According to Roth, QR codes involve similar risks as China’s control machinery and the so-called social scoring system for citizens.
If an individual gets a bad score in the scoring system, it may result in restrictions on, among other things, travel rights by air and train. Getting a loan can also be tricky.
A permanent version of a QR-code-based app has already been planned in Hangzhou, China, to help residents of the city score based on lifestyles, medical history, and health check-ups, the BBC says.
In addition to this, in Australia and Singapore, the codes have been used to trace infections, according to the BBC. They are used for logging in to jobs and restaurants, for example.
A surveillance camera was installed in Shanghai near the Bund riverside boulevard on August 24, 2020. PHOTO: Alex Plavevski / EPA
Supercomputers can process wild amounts of data a day
With advanced technology, monitoring and screening people are already commonplace worldwide, says The New York Times.

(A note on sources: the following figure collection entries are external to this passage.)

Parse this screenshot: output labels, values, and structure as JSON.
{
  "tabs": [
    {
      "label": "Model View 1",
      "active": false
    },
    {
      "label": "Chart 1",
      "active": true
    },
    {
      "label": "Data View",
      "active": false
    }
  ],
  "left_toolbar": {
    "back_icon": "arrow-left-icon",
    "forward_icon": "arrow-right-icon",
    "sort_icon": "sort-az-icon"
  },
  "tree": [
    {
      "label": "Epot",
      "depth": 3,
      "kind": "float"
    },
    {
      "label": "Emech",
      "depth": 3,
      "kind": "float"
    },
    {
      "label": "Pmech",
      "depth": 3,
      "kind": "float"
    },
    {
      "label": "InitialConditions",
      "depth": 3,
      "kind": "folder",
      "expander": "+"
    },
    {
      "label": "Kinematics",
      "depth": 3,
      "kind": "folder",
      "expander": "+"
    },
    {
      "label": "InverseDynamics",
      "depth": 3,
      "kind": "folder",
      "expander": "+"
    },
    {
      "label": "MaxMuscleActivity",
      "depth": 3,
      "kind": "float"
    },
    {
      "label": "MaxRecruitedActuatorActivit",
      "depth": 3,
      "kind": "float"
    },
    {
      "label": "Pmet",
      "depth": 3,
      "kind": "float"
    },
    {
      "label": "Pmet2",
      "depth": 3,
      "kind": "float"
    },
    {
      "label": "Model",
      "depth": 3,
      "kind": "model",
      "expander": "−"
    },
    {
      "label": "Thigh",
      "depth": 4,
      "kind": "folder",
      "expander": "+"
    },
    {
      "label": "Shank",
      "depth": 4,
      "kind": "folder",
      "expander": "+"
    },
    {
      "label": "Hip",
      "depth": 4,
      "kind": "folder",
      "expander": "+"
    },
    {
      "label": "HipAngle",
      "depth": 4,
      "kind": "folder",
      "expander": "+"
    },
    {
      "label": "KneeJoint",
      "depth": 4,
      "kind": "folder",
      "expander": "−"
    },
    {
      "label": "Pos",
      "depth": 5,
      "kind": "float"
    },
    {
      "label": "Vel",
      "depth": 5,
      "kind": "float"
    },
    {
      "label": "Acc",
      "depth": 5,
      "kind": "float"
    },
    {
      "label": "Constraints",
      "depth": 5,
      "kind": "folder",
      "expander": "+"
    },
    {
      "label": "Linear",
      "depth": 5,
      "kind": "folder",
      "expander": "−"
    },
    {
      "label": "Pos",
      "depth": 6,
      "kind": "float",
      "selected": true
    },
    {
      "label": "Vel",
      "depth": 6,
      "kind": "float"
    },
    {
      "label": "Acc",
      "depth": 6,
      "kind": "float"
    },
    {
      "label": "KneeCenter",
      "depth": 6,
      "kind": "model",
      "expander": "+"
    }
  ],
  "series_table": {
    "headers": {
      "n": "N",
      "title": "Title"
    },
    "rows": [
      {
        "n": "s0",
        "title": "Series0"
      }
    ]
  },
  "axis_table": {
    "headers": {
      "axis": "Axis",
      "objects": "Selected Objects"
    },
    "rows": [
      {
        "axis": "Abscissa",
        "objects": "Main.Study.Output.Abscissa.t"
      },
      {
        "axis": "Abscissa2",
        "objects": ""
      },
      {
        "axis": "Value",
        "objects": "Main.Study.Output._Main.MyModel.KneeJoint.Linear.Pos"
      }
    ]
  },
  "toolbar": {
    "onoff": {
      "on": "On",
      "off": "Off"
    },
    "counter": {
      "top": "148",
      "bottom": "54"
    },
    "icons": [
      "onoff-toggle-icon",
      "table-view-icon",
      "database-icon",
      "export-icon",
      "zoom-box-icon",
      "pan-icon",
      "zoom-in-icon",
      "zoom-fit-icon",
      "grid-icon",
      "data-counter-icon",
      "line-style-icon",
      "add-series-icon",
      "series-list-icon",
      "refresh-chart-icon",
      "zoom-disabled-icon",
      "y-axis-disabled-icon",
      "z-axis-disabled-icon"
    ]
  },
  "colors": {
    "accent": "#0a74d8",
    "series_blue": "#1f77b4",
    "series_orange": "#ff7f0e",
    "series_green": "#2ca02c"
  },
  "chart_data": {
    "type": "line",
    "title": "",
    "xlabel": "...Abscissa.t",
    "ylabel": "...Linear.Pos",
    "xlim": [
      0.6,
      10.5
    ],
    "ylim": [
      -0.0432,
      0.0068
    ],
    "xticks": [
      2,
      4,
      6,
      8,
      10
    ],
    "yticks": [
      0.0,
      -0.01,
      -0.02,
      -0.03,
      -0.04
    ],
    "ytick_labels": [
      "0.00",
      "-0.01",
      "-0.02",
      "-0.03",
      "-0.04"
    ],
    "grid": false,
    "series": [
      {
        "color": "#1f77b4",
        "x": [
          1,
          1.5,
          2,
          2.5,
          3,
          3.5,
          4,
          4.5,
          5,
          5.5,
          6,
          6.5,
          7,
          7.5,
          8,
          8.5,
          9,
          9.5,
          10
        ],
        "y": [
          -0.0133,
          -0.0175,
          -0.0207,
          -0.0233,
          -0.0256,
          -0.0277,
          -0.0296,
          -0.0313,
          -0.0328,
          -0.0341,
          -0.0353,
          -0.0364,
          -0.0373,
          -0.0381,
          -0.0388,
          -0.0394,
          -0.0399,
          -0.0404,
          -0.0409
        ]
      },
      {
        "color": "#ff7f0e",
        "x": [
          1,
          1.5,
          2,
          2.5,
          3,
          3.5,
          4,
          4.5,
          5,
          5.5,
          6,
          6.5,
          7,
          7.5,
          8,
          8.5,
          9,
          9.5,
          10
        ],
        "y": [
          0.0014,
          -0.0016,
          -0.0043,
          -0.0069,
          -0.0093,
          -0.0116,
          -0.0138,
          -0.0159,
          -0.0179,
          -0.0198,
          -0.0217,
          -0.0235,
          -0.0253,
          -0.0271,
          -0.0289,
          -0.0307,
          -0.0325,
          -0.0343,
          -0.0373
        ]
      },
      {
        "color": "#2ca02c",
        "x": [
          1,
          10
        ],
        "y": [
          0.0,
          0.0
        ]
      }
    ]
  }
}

In China, artificial intelligence and genetic testing are used to identify ethnic minorities such as Uighurs. According to the newspaper, Chinese companies and authorities claim that the systems can also identify opposition to the Communist Party or religious radicalism.
With technology from the United States, the Xinjiang region runs some of the fastest supercomputers in the world. The magazine says they can be used to comb through more material a day than one person could handle in a year.